A few weeks later the well-oiled Bordeaux gossip machine went into overdrive at the news that d'Aramon and his wife Laure, the eldest of the Manoncourts' four daughters, had been shown the door, to be replaced as managing director by 32-year-old Frédéric Faye, who had joined Figeac 10 years before as vineyard manager. Even more inflammatory was the news, published on 1 April last year, of the appointment of the famously modernising consultant oenologist Michel Rolland. Indeed some commentators were convinced it was an April Fool, so apparently contradictory were the auras of the grand old classicist Manoncourt and Rolland, demonised in the film Mondovino as the king of micro-oxygenation and all manner of interventionist techniques.

Since then the world of wine has been somewhat puzzled by the likely future of the wines of Château Figeac. Were they about to be subjected to the same sort of turbo-charged winemaking recipe that is associated with the Rolland stereotype? Were the Manoncourts going hell for leather for promotion to A rank next time the wines of St-Émilion are reclassified?

I had a chance to get some idea of the answers to these questions just before Easter when Madame Manoncourt, her youngest daughter Hortense Idoine Manoncourt and Frédéric Faye came over to London, bringing 14 vintages of Figeac with them, including the 2013, the first to made in the new Rolland era. Admittedly, Nature supplied some pretty uninspiring ingredients in the 2013 vintage. The wines generally lack concentration and focus, and it has proved virtually impossible to make exuberantly showy wines at even the most exhibitionistic addresses. But it certainly didn't look as though Figeac had turned a dramatic corner with the 2013 vintage and, perhaps more to the point, I learned more about the background to Rolland's appointment, instigated, Madame Manoncourt insisted, by the retirement of their old consultant oenologist, Gilles Pauquet. 'It would have been impossible to hire someone from the left bank', she shuddered.

Faye, a personable young man brought up on a Périgord farm who first qualified as an engineer in Bordeaux, smiled when asked how long he had known Rolland. 'All my life, 33 years', he said. Faye worked the 2008 vintage on Rolland's joint venture in northern Argentina, Yacochuya. He laughed as he insisted that he was well able to countermand Rolland or at least disagree with his advice. 'He has promised not to change the style of Figeac, and after all, we have had the same cellarmaster at Figeac for 32 years!' But, Faye insisted, Rolland is a master blender and that specifically is why he has been drafted in to this historic estate, its nearly 100 acres of vines on a complex mix of gravels, clay and sandy alluvium producing wines of particularly varied qualities and styles – not least because of its almost equal proportions of the three different grape varieties.
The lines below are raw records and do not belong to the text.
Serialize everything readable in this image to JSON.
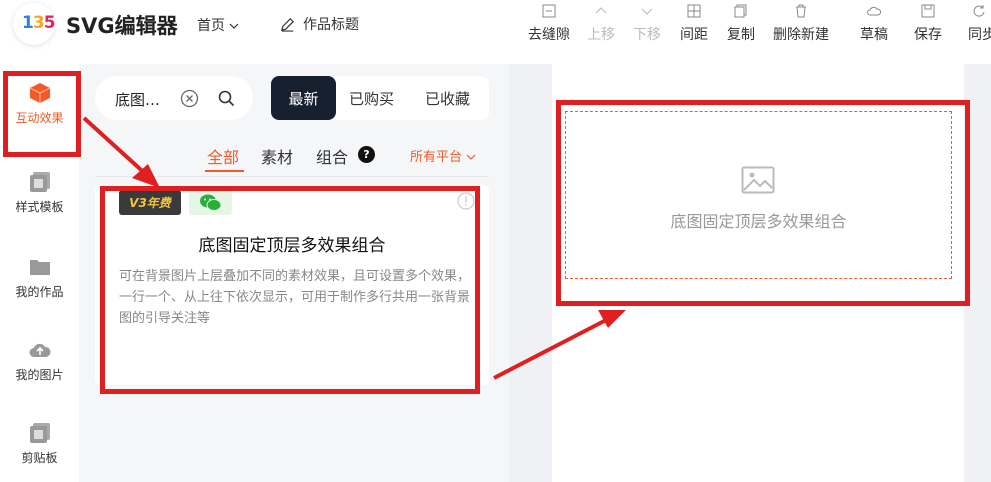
{
  "header": {
    "logo_text": "135",
    "brand": "SVG编辑器",
    "nav_home": "首页",
    "title_edit": "作品标题"
  },
  "toolbar": [
    {
      "id": "remove-gap",
      "label": "去缝隙",
      "icon": "gap-icon",
      "disabled": false
    },
    {
      "id": "move-up",
      "label": "上移",
      "icon": "chevron-up-icon",
      "disabled": true
    },
    {
      "id": "move-down",
      "label": "下移",
      "icon": "chevron-down-icon",
      "disabled": true
    },
    {
      "id": "spacing",
      "label": "间距",
      "icon": "spacing-icon",
      "disabled": false
    },
    {
      "id": "copy",
      "label": "复制",
      "icon": "copy-icon",
      "disabled": false
    },
    {
      "id": "delete-new",
      "label": "删除新建",
      "icon": "delete-icon",
      "disabled": false
    },
    {
      "id": "draft",
      "label": "草稿",
      "icon": "cloud-icon",
      "disabled": false
    },
    {
      "id": "save",
      "label": "保存",
      "icon": "save-icon",
      "disabled": false
    },
    {
      "id": "sync",
      "label": "同步",
      "icon": "sync-icon",
      "disabled": false
    }
  ],
  "sidebar": {
    "items": [
      {
        "label": "互动效果",
        "icon": "cube-icon",
        "active": true
      },
      {
        "label": "样式模板",
        "icon": "template-icon",
        "active": false
      },
      {
        "label": "我的作品",
        "icon": "folder-icon",
        "active": false
      },
      {
        "label": "我的图片",
        "icon": "cloud-upload-icon",
        "active": false
      },
      {
        "label": "剪贴板",
        "icon": "clipboard-icon",
        "active": false
      }
    ]
  },
  "search": {
    "value": "底图…"
  },
  "segment_tabs": [
    {
      "label": "最新",
      "active": true
    },
    {
      "label": "已购买",
      "active": false
    },
    {
      "label": "已收藏",
      "active": false
    }
  ],
  "sub_tabs": [
    {
      "label": "全部",
      "active": true
    },
    {
      "label": "素材",
      "active": false
    },
    {
      "label": "组合",
      "active": false
    }
  ],
  "help_badge": "?",
  "platform_filter": "所有平台",
  "card": {
    "tag_v3": "V3年费",
    "title": "底图固定顶层多效果组合",
    "description": "可在背景图片上层叠加不同的素材效果，且可设置多个效果，一行一个、从上往下依次显示，可用于制作多行共用一张背景图的引导关注等"
  },
  "canvas": {
    "placeholder_text": "底图固定顶层多效果组合"
  },
  "colors": {
    "accent": "#f25a29",
    "annotation_red": "#e02020",
    "segment_dark": "#17202e"
  }
}
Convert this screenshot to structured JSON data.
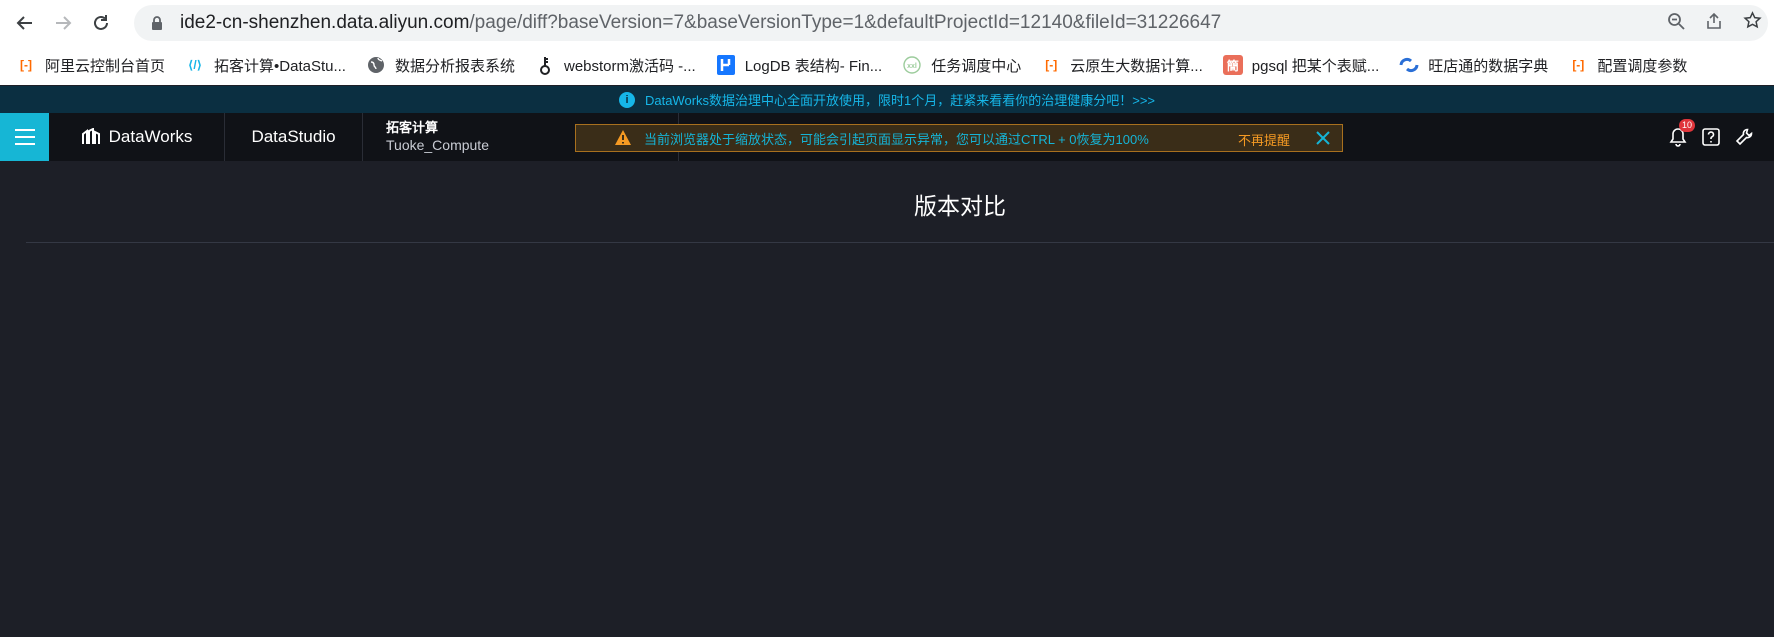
{
  "browser": {
    "url_host": "ide2-cn-shenzhen.data.aliyun.com",
    "url_path": "/page/diff?baseVersion=7&baseVersionType=1&defaultProjectId=12140&fileId=31226647"
  },
  "bookmarks": [
    {
      "label": "阿里云控制台首页",
      "icon": "aliyun-icon",
      "color": "#ff6a00",
      "glyph": "[-]"
    },
    {
      "label": "拓客计算•DataStu...",
      "icon": "datastudio-icon",
      "color": "#16b6e8",
      "glyph": "⟨/⟩"
    },
    {
      "label": "数据分析报表系统",
      "icon": "globe-icon",
      "color": "#5f6368",
      "glyph": "◍"
    },
    {
      "label": "webstorm激活码 -...",
      "icon": "key-icon",
      "color": "#202124",
      "glyph": "⚷"
    },
    {
      "label": "LogDB 表结构- Fin...",
      "icon": "logdb-icon",
      "color": "#1677ff",
      "glyph": "▚"
    },
    {
      "label": "任务调度中心",
      "icon": "schedule-icon",
      "color": "#9ccc9c",
      "glyph": "◌"
    },
    {
      "label": "云原生大数据计算...",
      "icon": "aliyun-icon",
      "color": "#ff6a00",
      "glyph": "[-]"
    },
    {
      "label": "pgsql 把某个表赋...",
      "icon": "jianshu-icon",
      "color": "#ea6f5a",
      "glyph": "簡"
    },
    {
      "label": "旺店通的数据字典",
      "icon": "wdt-icon",
      "color": "#2a6fd6",
      "glyph": "◐"
    },
    {
      "label": "配置调度参数",
      "icon": "aliyun-icon",
      "color": "#ff6a00",
      "glyph": "[-]"
    }
  ],
  "announcement": {
    "text": "DataWorks数据治理中心全面开放使用，限时1个月，赶紧来看看你的治理健康分吧！>>>"
  },
  "appbar": {
    "brand": "DataWorks",
    "module": "DataStudio",
    "project_name": "拓客计算",
    "project_id": "Tuoke_Compute",
    "notification_count": "10"
  },
  "warning": {
    "text": "当前浏览器处于缩放状态，可能会引起页面显示异常，您可以通过CTRL + 0恢复为100%",
    "dismiss": "不再提醒"
  },
  "page": {
    "title": "版本对比"
  },
  "colors": {
    "accent": "#16b6d5",
    "warning": "#f59a23",
    "background": "#1d1f27"
  }
}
Thierry Manoncourt had been the first right-bank proprietor to introduce the concept of a second wine, La Grange Neuve de Figeac, the produce of specific, underperforming plots of vines. But from the 2012 vintage this has been replaced by Petit-Figeac, a second wine that is a blend of the least successful vats each year and giving the much-discussed newcomer something other than Figeac's immutable terroir to get his teeth into.

See my tasting notes on these recent vintages published last Thursday. 

With average pre-tax prices per bottle, as calculated by

2011 £72
2010 £178
2008 £65
2006 £72
2005 £101
2004 £69
2001 £93
2000 £115
1998 £114

And the real bargain is Petit-Figeac 2010, the second wine from a vintage that seems especially successful for this renowned St-Émilion, made from the last grapes to have been overseen by the late Thierry Manoncourt. This so far seems to be available only in France from under €34.